Enhancing Policy Coordination
There is no telling how long consumption will continue to grow in China, though. One Chinese economist this author spoke to recently noted confidently that the Chinese economy would remain on the path of export-led growth. Even if US consumers are spending less after the collapse of the country’s speculative bubbles, he continued, the downturn is only in luxury items; daily commodities are enjoying brisk sales, and China, he noted, was exporting mostly such articles. China’s exports to the US market, therefore, would continue unabated.
If the Chinese market does keep growing on the strength of its exports, and if this results in higher domestic consumption, eventually begetting a model of economic growth led by domestic demand, then this would be good news for the whole world. Only time will tell if this actually comes about. Many Chinese economists believe that a rapid rise in domestic consumption is difficult and that investments and exports would (read “should”) continue to be the twin engines of growth.
Japan, too, is coming under pressure to boost consumption, and the new Yukio Hatoyama administration’s announcement of a child allowance and other measures to encourage spending are quite welcome.
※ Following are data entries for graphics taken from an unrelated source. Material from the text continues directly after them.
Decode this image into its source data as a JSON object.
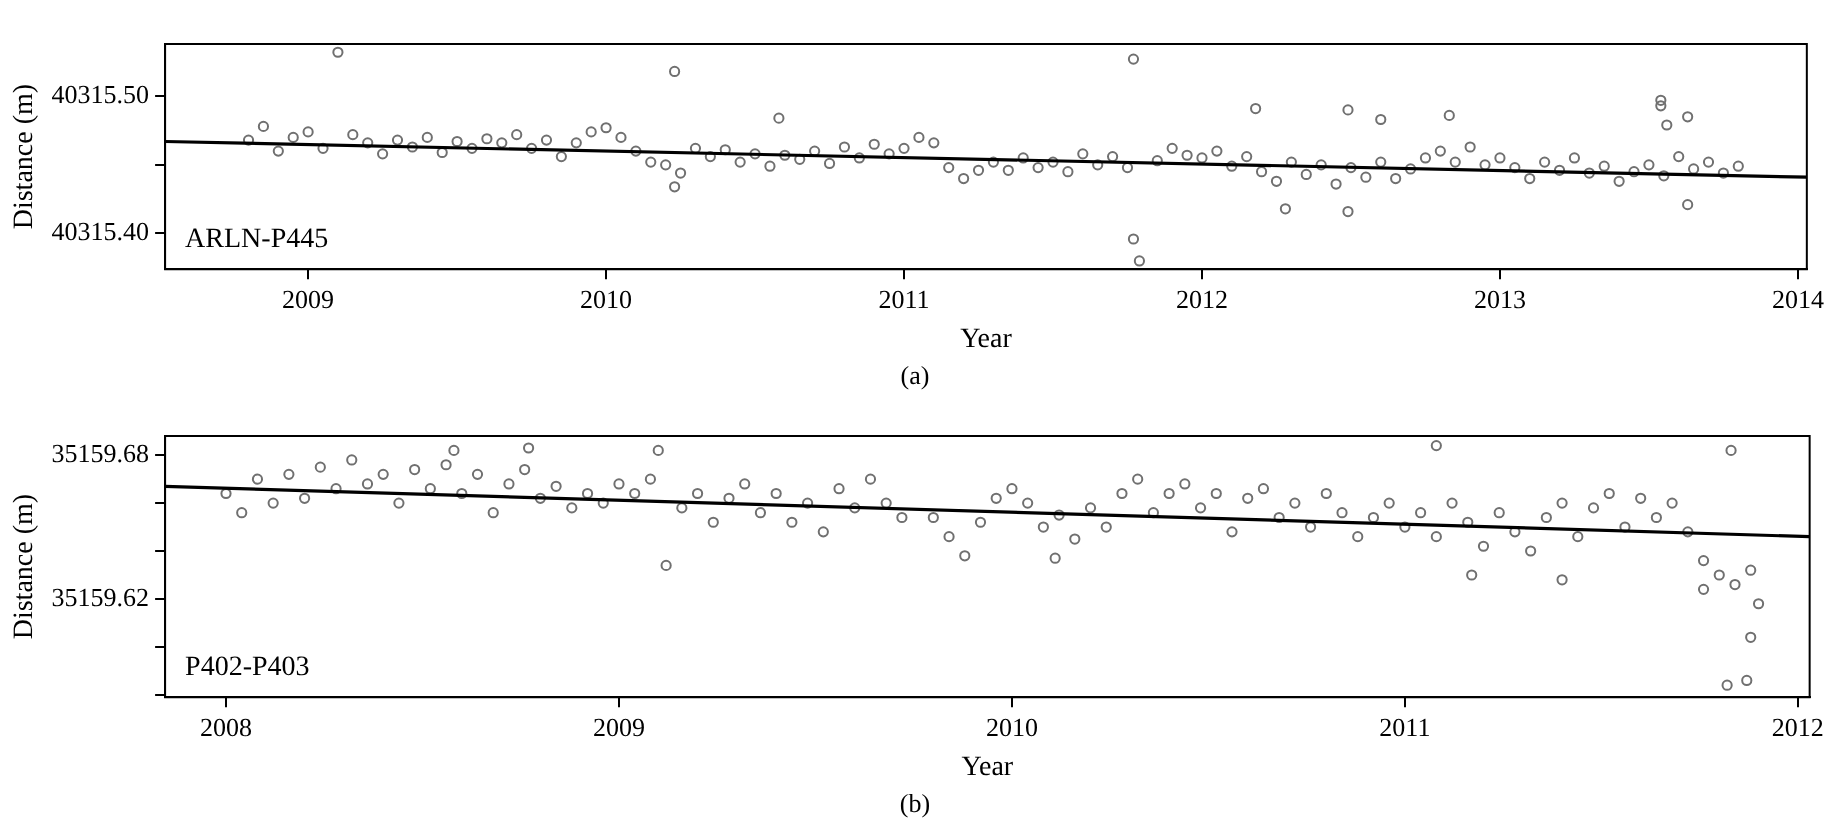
{
  "chart_data": [
    {
      "type": "scatter",
      "xlabel": "Year",
      "ylabel": "Distance (m)",
      "xlim": [
        2008.52,
        2014.03
      ],
      "xticks": [
        2009,
        2010,
        2011,
        2012,
        2013,
        2014
      ],
      "ylim": [
        40315.374,
        40315.538
      ],
      "yticks": [
        {
          "value": 40315.4,
          "label": "40315.40"
        },
        {
          "value": 40315.45,
          "label": null
        },
        {
          "value": 40315.5,
          "label": "40315.50"
        }
      ],
      "annotations": [
        "ARLN-P445",
        "(a)"
      ],
      "series": [
        {
          "color": "#707070",
          "marker": "circle",
          "x": [
            2008.8,
            2008.85,
            2008.9,
            2008.95,
            2009.0,
            2009.05,
            2009.15,
            2009.2,
            2009.25,
            2009.3,
            2009.35,
            2009.4,
            2009.45,
            2009.5,
            2009.55,
            2009.6,
            2009.65,
            2009.7,
            2009.75,
            2009.8,
            2009.85,
            2009.9,
            2009.95,
            2010.0,
            2010.05,
            2010.1,
            2010.15,
            2010.2,
            2010.25,
            2010.3,
            2010.35,
            2010.4,
            2010.45,
            2010.5,
            2010.55,
            2010.6,
            2010.65,
            2010.7,
            2010.75,
            2010.8,
            2010.85,
            2010.9,
            2010.95,
            2011.0,
            2011.05,
            2011.1,
            2011.15,
            2011.2,
            2011.25,
            2011.3,
            2011.35,
            2011.4,
            2011.45,
            2011.5,
            2011.55,
            2011.6,
            2011.65,
            2011.7,
            2011.75,
            2011.85,
            2011.9,
            2011.95,
            2012.0,
            2012.05,
            2012.1,
            2012.15,
            2012.2,
            2012.25,
            2012.3,
            2012.35,
            2012.4,
            2012.45,
            2012.5,
            2012.55,
            2012.6,
            2012.65,
            2012.7,
            2012.75,
            2012.8,
            2012.85,
            2012.9,
            2012.95,
            2013.0,
            2013.05,
            2013.1,
            2013.15,
            2013.2,
            2013.25,
            2013.3,
            2013.35,
            2013.4,
            2013.45,
            2013.5,
            2013.55,
            2013.6,
            2013.65,
            2013.7,
            2013.75,
            2013.8,
            2009.1,
            2010.23,
            2010.23,
            2010.58,
            2011.77,
            2011.77,
            2011.79,
            2012.18,
            2012.28,
            2012.49,
            2012.49,
            2012.6,
            2012.83,
            2013.54,
            2013.54,
            2013.56,
            2013.63,
            2013.63
          ],
          "values": [
            40315.468,
            40315.478,
            40315.46,
            40315.47,
            40315.474,
            40315.462,
            40315.472,
            40315.466,
            40315.458,
            40315.468,
            40315.463,
            40315.47,
            40315.459,
            40315.467,
            40315.462,
            40315.469,
            40315.466,
            40315.472,
            40315.462,
            40315.468,
            40315.456,
            40315.466,
            40315.474,
            40315.477,
            40315.47,
            40315.46,
            40315.452,
            40315.45,
            40315.444,
            40315.462,
            40315.456,
            40315.461,
            40315.452,
            40315.458,
            40315.449,
            40315.457,
            40315.454,
            40315.46,
            40315.451,
            40315.463,
            40315.455,
            40315.465,
            40315.458,
            40315.462,
            40315.47,
            40315.466,
            40315.448,
            40315.44,
            40315.446,
            40315.452,
            40315.446,
            40315.455,
            40315.448,
            40315.452,
            40315.445,
            40315.458,
            40315.45,
            40315.456,
            40315.448,
            40315.453,
            40315.462,
            40315.457,
            40315.455,
            40315.46,
            40315.449,
            40315.456,
            40315.445,
            40315.438,
            40315.452,
            40315.443,
            40315.45,
            40315.436,
            40315.448,
            40315.441,
            40315.452,
            40315.44,
            40315.447,
            40315.455,
            40315.46,
            40315.452,
            40315.463,
            40315.45,
            40315.455,
            40315.448,
            40315.44,
            40315.452,
            40315.446,
            40315.455,
            40315.444,
            40315.449,
            40315.438,
            40315.445,
            40315.45,
            40315.442,
            40315.456,
            40315.447,
            40315.452,
            40315.444,
            40315.449,
            40315.532,
            40315.518,
            40315.434,
            40315.484,
            40315.527,
            40315.396,
            40315.38,
            40315.491,
            40315.418,
            40315.49,
            40315.416,
            40315.483,
            40315.486,
            40315.497,
            40315.493,
            40315.479,
            40315.485,
            40315.421
          ]
        },
        {
          "type": "line",
          "marker": "none",
          "color": "#000000",
          "x": [
            2008.52,
            2014.03
          ],
          "values": [
            40315.467,
            40315.441
          ]
        }
      ]
    },
    {
      "type": "scatter",
      "xlabel": "Year",
      "ylabel": "Distance (m)",
      "xlim": [
        2007.845,
        2012.03
      ],
      "xticks": [
        2008,
        2009,
        2010,
        2011,
        2012
      ],
      "ylim": [
        35159.579,
        35159.688
      ],
      "yticks": [
        {
          "value": 35159.58,
          "label": null
        },
        {
          "value": 35159.6,
          "label": null
        },
        {
          "value": 35159.62,
          "label": "35159.62"
        },
        {
          "value": 35159.64,
          "label": null
        },
        {
          "value": 35159.66,
          "label": null
        },
        {
          "value": 35159.68,
          "label": "35159.68"
        }
      ],
      "annotations": [
        "P402-P403",
        "(b)"
      ],
      "series": [
        {
          "color": "#707070",
          "marker": "circle",
          "x": [
            2008.0,
            2008.04,
            2008.08,
            2008.12,
            2008.16,
            2008.2,
            2008.24,
            2008.28,
            2008.32,
            2008.36,
            2008.4,
            2008.44,
            2008.48,
            2008.52,
            2008.56,
            2008.6,
            2008.64,
            2008.68,
            2008.72,
            2008.76,
            2008.8,
            2008.84,
            2008.88,
            2008.92,
            2008.96,
            2009.0,
            2009.04,
            2009.08,
            2009.16,
            2009.2,
            2009.24,
            2009.28,
            2009.32,
            2009.36,
            2009.4,
            2009.44,
            2009.48,
            2009.52,
            2009.56,
            2009.6,
            2009.64,
            2009.68,
            2009.72,
            2009.8,
            2009.84,
            2009.88,
            2009.92,
            2009.96,
            2010.0,
            2010.04,
            2010.08,
            2010.12,
            2010.16,
            2010.2,
            2010.24,
            2010.28,
            2010.32,
            2010.36,
            2010.4,
            2010.44,
            2010.48,
            2010.52,
            2010.56,
            2010.6,
            2010.64,
            2010.68,
            2010.72,
            2010.76,
            2010.8,
            2010.84,
            2010.88,
            2010.92,
            2010.96,
            2011.0,
            2011.04,
            2011.08,
            2011.12,
            2011.16,
            2011.2,
            2011.24,
            2011.28,
            2011.32,
            2011.36,
            2011.4,
            2011.44,
            2011.48,
            2011.52,
            2011.56,
            2011.6,
            2011.64,
            2011.68,
            2011.72,
            2011.76,
            2011.8,
            2011.84,
            2011.88,
            2011.9,
            2008.77,
            2008.58,
            2009.12,
            2009.1,
            2010.11,
            2011.08,
            2011.17,
            2011.4,
            2011.83,
            2011.82,
            2011.87,
            2011.88,
            2011.76
          ],
          "values": [
            35159.664,
            35159.656,
            35159.67,
            35159.66,
            35159.672,
            35159.662,
            35159.675,
            35159.666,
            35159.678,
            35159.668,
            35159.672,
            35159.66,
            35159.674,
            35159.666,
            35159.676,
            35159.664,
            35159.672,
            35159.656,
            35159.668,
            35159.674,
            35159.662,
            35159.667,
            35159.658,
            35159.664,
            35159.66,
            35159.668,
            35159.664,
            35159.67,
            35159.658,
            35159.664,
            35159.652,
            35159.662,
            35159.668,
            35159.656,
            35159.664,
            35159.652,
            35159.66,
            35159.648,
            35159.666,
            35159.658,
            35159.67,
            35159.66,
            35159.654,
            35159.654,
            35159.646,
            35159.638,
            35159.652,
            35159.662,
            35159.666,
            35159.66,
            35159.65,
            35159.655,
            35159.645,
            35159.658,
            35159.65,
            35159.664,
            35159.67,
            35159.656,
            35159.664,
            35159.668,
            35159.658,
            35159.664,
            35159.648,
            35159.662,
            35159.666,
            35159.654,
            35159.66,
            35159.65,
            35159.664,
            35159.656,
            35159.646,
            35159.654,
            35159.66,
            35159.65,
            35159.656,
            35159.646,
            35159.66,
            35159.652,
            35159.642,
            35159.656,
            35159.648,
            35159.64,
            35159.654,
            35159.66,
            35159.646,
            35159.658,
            35159.664,
            35159.65,
            35159.662,
            35159.654,
            35159.66,
            35159.648,
            35159.636,
            35159.63,
            35159.626,
            35159.632,
            35159.618,
            35159.683,
            35159.682,
            35159.634,
            35159.682,
            35159.637,
            35159.684,
            35159.63,
            35159.628,
            35159.682,
            35159.584,
            35159.586,
            35159.604,
            35159.624
          ]
        },
        {
          "type": "line",
          "marker": "none",
          "color": "#000000",
          "x": [
            2007.845,
            2012.03
          ],
          "values": [
            35159.667,
            35159.646
          ]
        }
      ]
    }
  ]
}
But raising domestic demand has been pursued for the past three decades, with little results. This is a goal that requires a structural adjustment of the Japanese economy, and so it cannot be reached overnight. Many Japanese companies, moreover, are looking to expand not in the domestic market but in those of the newly emerging economies. Japan seems unable to extricate itself from an export-led growth strategy.
The G20 agreement aside, most countries—the United States, China, and Japan included—are really hoping that a rise in domestic consumption happens somewhere else so that they can export to that market. This points to an urgent need for a more effective international framework to achieve policy coordination.